»Wir sehen nur noch Terroristen«
Lina Itagaki begann während ihres Wirtschaftsstudiums zu schreiben und dazu zu zeichnen. Später lernte sie, dass man das »Comic« nennt. Also wurde sie Comiczeichnerin
Illustrieren Sie eher Bücher anderer Autorinnen und Autoren, oder arbeiten Sie an eigenen Geschichten?
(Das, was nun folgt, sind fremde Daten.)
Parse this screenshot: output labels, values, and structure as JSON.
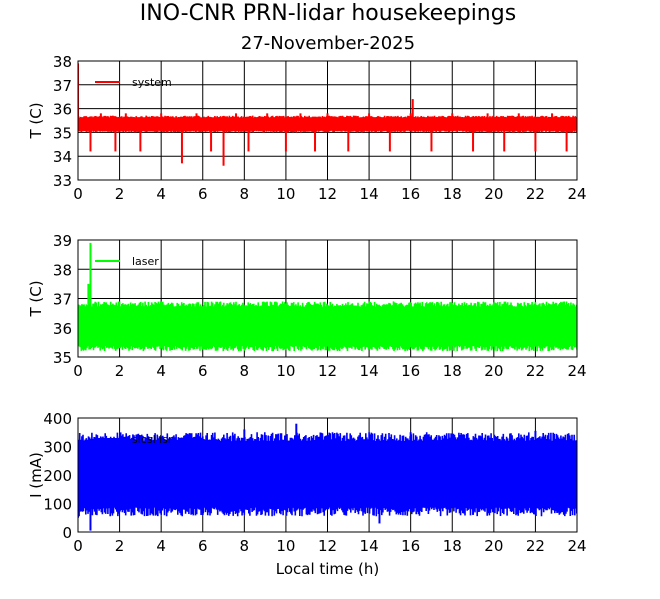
{
  "title": "INO-CNR PRN-lidar housekeepings",
  "subtitle": "27-November-2025",
  "chart_data": [
    {
      "type": "line",
      "ylabel": "T (C)",
      "xlabel": "",
      "xlim": [
        0,
        24
      ],
      "ylim": [
        33,
        38
      ],
      "xticks": [
        "0",
        "2",
        "4",
        "6",
        "8",
        "10",
        "12",
        "14",
        "16",
        "18",
        "20",
        "22",
        "24"
      ],
      "yticks": [
        "33",
        "34",
        "35",
        "36",
        "37",
        "38"
      ],
      "grid": true,
      "legend_position": "top-left",
      "series": [
        {
          "name": "system",
          "color": "#ff0000",
          "base_low": 35.0,
          "base_high": 35.7,
          "x": [
            0.0,
            0.0,
            0.05,
            0.6,
            1.1,
            1.8,
            2.3,
            3.0,
            4.0,
            5.0,
            5.7,
            6.4,
            7.0,
            7.6,
            8.2,
            9.1,
            10.0,
            10.7,
            11.4,
            12.0,
            13.0,
            14.0,
            15.0,
            16.0,
            16.1,
            17.0,
            18.0,
            19.0,
            19.7,
            20.5,
            21.2,
            22.0,
            22.8,
            23.5,
            24.0
          ],
          "y": [
            36.6,
            37.9,
            35.6,
            34.2,
            35.8,
            34.2,
            35.8,
            34.2,
            35.8,
            33.7,
            35.8,
            34.2,
            33.6,
            35.8,
            34.2,
            35.8,
            34.2,
            35.8,
            34.2,
            35.8,
            34.2,
            35.8,
            34.2,
            35.8,
            36.4,
            34.2,
            35.8,
            34.2,
            35.8,
            34.2,
            35.8,
            34.2,
            35.8,
            34.2,
            35.0
          ]
        }
      ]
    },
    {
      "type": "line",
      "ylabel": "T (C)",
      "xlabel": "",
      "xlim": [
        0,
        24
      ],
      "ylim": [
        35,
        39
      ],
      "xticks": [
        "0",
        "2",
        "4",
        "6",
        "8",
        "10",
        "12",
        "14",
        "16",
        "18",
        "20",
        "22",
        "24"
      ],
      "yticks": [
        "35",
        "36",
        "37",
        "38",
        "39"
      ],
      "grid": true,
      "legend_position": "top-left",
      "series": [
        {
          "name": "laser",
          "color": "#00ff00",
          "base_low": 35.2,
          "base_high": 36.9,
          "x": [
            0.0,
            0.3,
            0.5,
            0.6,
            0.75,
            1.0,
            3.0,
            6.0,
            9.0,
            12.0,
            15.0,
            18.0,
            21.0,
            24.0
          ],
          "y": [
            36.0,
            36.3,
            37.5,
            38.9,
            36.5,
            36.0,
            36.1,
            36.0,
            36.1,
            36.0,
            36.1,
            36.0,
            36.1,
            36.0
          ]
        }
      ]
    },
    {
      "type": "line",
      "ylabel": "I (mA)",
      "xlabel": "Local time (h)",
      "xlim": [
        0,
        24
      ],
      "ylim": [
        0,
        400
      ],
      "xticks": [
        "0",
        "2",
        "4",
        "6",
        "8",
        "10",
        "12",
        "14",
        "16",
        "18",
        "20",
        "22",
        "24"
      ],
      "yticks": [
        "0",
        "100",
        "200",
        "300",
        "400"
      ],
      "grid": true,
      "legend_position": "top-left",
      "series": [
        {
          "name": "slcsl lsr",
          "color": "#0000ff",
          "base_low": 55,
          "base_high": 350,
          "x": [
            0.0,
            0.6,
            3.0,
            6.0,
            8.0,
            10.5,
            12.0,
            14.5,
            16.0,
            19.0,
            22.0,
            24.0
          ],
          "y": [
            50,
            5,
            340,
            60,
            360,
            380,
            340,
            30,
            350,
            60,
            355,
            65
          ]
        }
      ]
    }
  ]
}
Nach meinem Abschluss an der Kunstakademie 2014 habe ich angefangen, meinen eigenen Comic zu zeichnen. Er ist aber noch nicht fertig, weil ich gleich das Angebot bekommen habe, die Bilder zum Comic »Siberian Haiku« der Autorin Jurga Vile zu zeichnen. Vielleicht wird er irgendwann auf Deutsch veröffentlicht – wir arbeiten daran. Danach habe ich das Angebot für ein Projekt zu Fluchtgeschichten nach dem Zweiten Weltkrieg bekommen.
Wovon handelt Ihr eigener Comic?
Er ist ziemlich unwirklich und sehr merkwürdig – ich weiß nicht genau, was dort passiert. Ich zeichne eine Seite und entscheide erst dabei, wie es weitergeht. Mr. Pink Man, eine verrückte pinke Kreatur, bewegt sich an einem komischen Ort (lacht).
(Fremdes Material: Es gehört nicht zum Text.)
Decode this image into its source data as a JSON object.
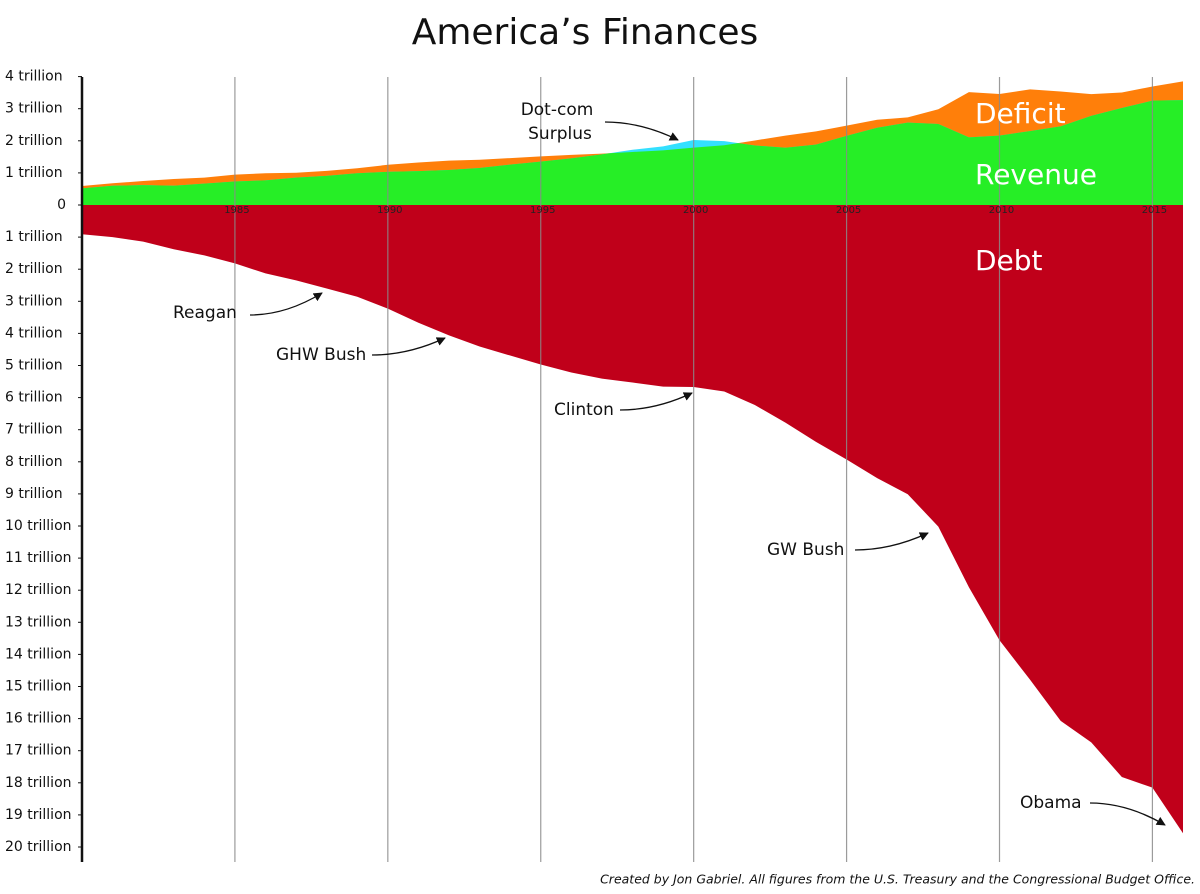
{
  "chart_data": {
    "type": "area",
    "title": "America’s Finances",
    "x": [
      1980,
      1981,
      1982,
      1983,
      1984,
      1985,
      1986,
      1987,
      1988,
      1989,
      1990,
      1991,
      1992,
      1993,
      1994,
      1995,
      1996,
      1997,
      1998,
      1999,
      2000,
      2001,
      2002,
      2003,
      2004,
      2005,
      2006,
      2007,
      2008,
      2009,
      2010,
      2011,
      2012,
      2013,
      2014,
      2015,
      2016
    ],
    "series": [
      {
        "name": "Revenue",
        "color": "#26ee26",
        "values": [
          0.517,
          0.599,
          0.618,
          0.601,
          0.666,
          0.734,
          0.769,
          0.854,
          0.909,
          0.991,
          1.032,
          1.055,
          1.091,
          1.154,
          1.259,
          1.352,
          1.453,
          1.579,
          1.722,
          1.827,
          2.025,
          1.991,
          1.853,
          1.782,
          1.88,
          2.153,
          2.406,
          2.568,
          2.524,
          2.105,
          2.163,
          2.303,
          2.45,
          2.775,
          3.021,
          3.25,
          3.268
        ]
      },
      {
        "name": "Deficit",
        "color": "#ff7f0a",
        "surplus_color": "#33e0ff",
        "values": [
          0.074,
          0.079,
          0.128,
          0.208,
          0.185,
          0.212,
          0.221,
          0.15,
          0.155,
          0.153,
          0.221,
          0.269,
          0.29,
          0.255,
          0.203,
          0.164,
          0.107,
          0.022,
          -0.069,
          -0.126,
          -0.236,
          -0.128,
          0.158,
          0.378,
          0.413,
          0.318,
          0.248,
          0.161,
          0.459,
          1.413,
          1.294,
          1.3,
          1.087,
          0.68,
          0.485,
          0.442,
          0.585
        ]
      },
      {
        "name": "Debt",
        "color": "#c0001a",
        "values": [
          -0.91,
          -1.0,
          -1.14,
          -1.38,
          -1.57,
          -1.82,
          -2.13,
          -2.35,
          -2.6,
          -2.86,
          -3.23,
          -3.67,
          -4.06,
          -4.41,
          -4.69,
          -4.97,
          -5.22,
          -5.41,
          -5.53,
          -5.66,
          -5.67,
          -5.81,
          -6.23,
          -6.78,
          -7.38,
          -7.93,
          -8.51,
          -9.01,
          -10.02,
          -11.91,
          -13.56,
          -14.79,
          -16.07,
          -16.74,
          -17.82,
          -18.15,
          -19.57
        ]
      }
    ],
    "xlim": [
      1980,
      2016
    ],
    "xticks": [
      1985,
      1990,
      1995,
      2000,
      2005,
      2010,
      2015
    ],
    "ylim": [
      -20.5,
      4
    ],
    "yticks": [
      {
        "value": 4,
        "label": "4 trillion"
      },
      {
        "value": 3,
        "label": "3 trillion"
      },
      {
        "value": 2,
        "label": "2 trillion"
      },
      {
        "value": 1,
        "label": "1 trillion"
      },
      0,
      {
        "value": -1,
        "label": "1 trillion"
      },
      {
        "value": -2,
        "label": "2 trillion"
      },
      {
        "value": -3,
        "label": "3 trillion"
      },
      {
        "value": -4,
        "label": "4 trillion"
      },
      {
        "value": -5,
        "label": "5 trillion"
      },
      {
        "value": -6,
        "label": "6 trillion"
      },
      {
        "value": -7,
        "label": "7 trillion"
      },
      {
        "value": -8,
        "label": "8 trillion"
      },
      {
        "value": -9,
        "label": "9 trillion"
      },
      {
        "value": -10,
        "label": "10 trillion"
      },
      {
        "value": -11,
        "label": "11 trillion"
      },
      {
        "value": -12,
        "label": "12 trillion"
      },
      {
        "value": -13,
        "label": "13 trillion"
      },
      {
        "value": -14,
        "label": "14 trillion"
      },
      {
        "value": -15,
        "label": "15 trillion"
      },
      {
        "value": -16,
        "label": "16 trillion"
      },
      {
        "value": -17,
        "label": "17 trillion"
      },
      {
        "value": -18,
        "label": "18 trillion"
      },
      {
        "value": -19,
        "label": "19 trillion"
      },
      {
        "value": -20,
        "label": "20 trillion"
      }
    ],
    "grid": true,
    "surplus_label": [
      "Dot-com",
      "Surplus"
    ],
    "annotations": [
      "Reagan",
      "GHW Bush",
      "Clinton",
      "GW Bush",
      "Obama"
    ],
    "source": "Created by Jon Gabriel. All figures from the U.S. Treasury and the Congressional Budget Office."
  }
}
In »Siberian Haiku« geht es um ein ernstes Thema: die Deportation von Litauern unter der sowjetischen Besatzung. Genau. Bei der Buchpräsentation in Schulen sagen viele Kinder: »Meine Großmutter wurde deportiert« oder »Meine Urgroßmutter wurde deportiert«. Mindestens eine Person in jeder Familie ist betroffen. Nicht nur in Litauen, sondern auch in anderen Ländern.
Spielt dieses Kapitel auch in Ihrer Familie eine Rolle?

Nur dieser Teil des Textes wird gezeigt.